Apple wasn't built by Steve Jobs alone. Steve Wozniak brought the engineering brilliance that shaped Apple’s early products. Microsoft had both Bill Gates and Paul Allen. Intel, YouTube, Yahoo, each was built by co-founders who complemented one another. The pattern is clear: partnerships bring multiplied outcomes.
The world often credits one name, but behind every iconic story is a team. That’s what Ecclesiastes teaches, the good return comes when labor is shared. Complementary skills, mutual encouragement, and shared accountability fuel real growth.
But shared labor must also lead to shared reward.

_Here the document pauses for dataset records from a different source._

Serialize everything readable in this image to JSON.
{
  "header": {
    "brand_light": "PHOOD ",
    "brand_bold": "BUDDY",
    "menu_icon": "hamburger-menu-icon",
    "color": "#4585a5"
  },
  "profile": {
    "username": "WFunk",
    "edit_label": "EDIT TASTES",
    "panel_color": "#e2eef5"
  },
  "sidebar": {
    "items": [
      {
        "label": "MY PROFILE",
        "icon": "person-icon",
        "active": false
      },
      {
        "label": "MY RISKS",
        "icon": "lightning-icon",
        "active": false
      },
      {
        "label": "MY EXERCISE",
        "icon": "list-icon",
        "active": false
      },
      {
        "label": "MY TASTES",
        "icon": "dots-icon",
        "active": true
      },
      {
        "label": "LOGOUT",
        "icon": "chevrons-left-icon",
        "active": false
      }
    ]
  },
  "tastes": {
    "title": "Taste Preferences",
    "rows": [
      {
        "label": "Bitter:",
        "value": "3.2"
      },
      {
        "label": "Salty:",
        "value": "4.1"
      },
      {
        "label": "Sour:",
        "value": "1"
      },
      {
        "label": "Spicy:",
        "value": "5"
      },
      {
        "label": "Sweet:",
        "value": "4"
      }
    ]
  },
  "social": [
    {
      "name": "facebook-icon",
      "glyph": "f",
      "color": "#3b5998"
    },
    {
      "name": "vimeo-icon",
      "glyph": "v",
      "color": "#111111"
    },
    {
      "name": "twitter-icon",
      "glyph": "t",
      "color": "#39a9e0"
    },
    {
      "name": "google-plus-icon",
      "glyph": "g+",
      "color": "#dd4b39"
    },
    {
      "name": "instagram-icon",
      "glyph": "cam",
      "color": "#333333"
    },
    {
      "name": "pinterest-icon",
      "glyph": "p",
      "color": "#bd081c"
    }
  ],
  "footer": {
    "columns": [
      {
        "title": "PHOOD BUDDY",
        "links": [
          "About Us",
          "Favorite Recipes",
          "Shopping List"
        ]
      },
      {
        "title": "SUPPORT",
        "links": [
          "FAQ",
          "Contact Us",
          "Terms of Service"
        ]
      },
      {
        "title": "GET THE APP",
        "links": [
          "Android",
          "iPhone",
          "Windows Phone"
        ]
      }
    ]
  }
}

Too often, teams work together, but only a few share the profits. Success is celebrated with token emails or vanity awards, but the actual returns, financial and otherwise, stay concentrated at the top. That is not a good return for their labor. Real sharing means everyone benefits. When the whole team participates in both the work and the reward, trust deepens and momentum builds.
Why does this model work? First, complementary strengths: no one has everything. One person may excel in operations, another in vision. When combined, the pie gets bigger than what any one person could create alone. Second, resilience: when one falls, the other can lift them up, just as Ecclesiastes later notes. Third, amplified impact: collaboration sharpens ideas, multiplies effort, and sustains growth. As the African proverb goes, If you want to go fast, go alone. If you want to go far, go together.
When labor is shared and credit is distributed, the return multiplies and so does the joy.
Reflection:
- Are there unrecognized contributors in your story of success? How can you publicly honor their role?
- How can you structure your team’s success so that both labor and returns are truly shared?
- What habits or values would make 'together we win' more than a slogan in your team?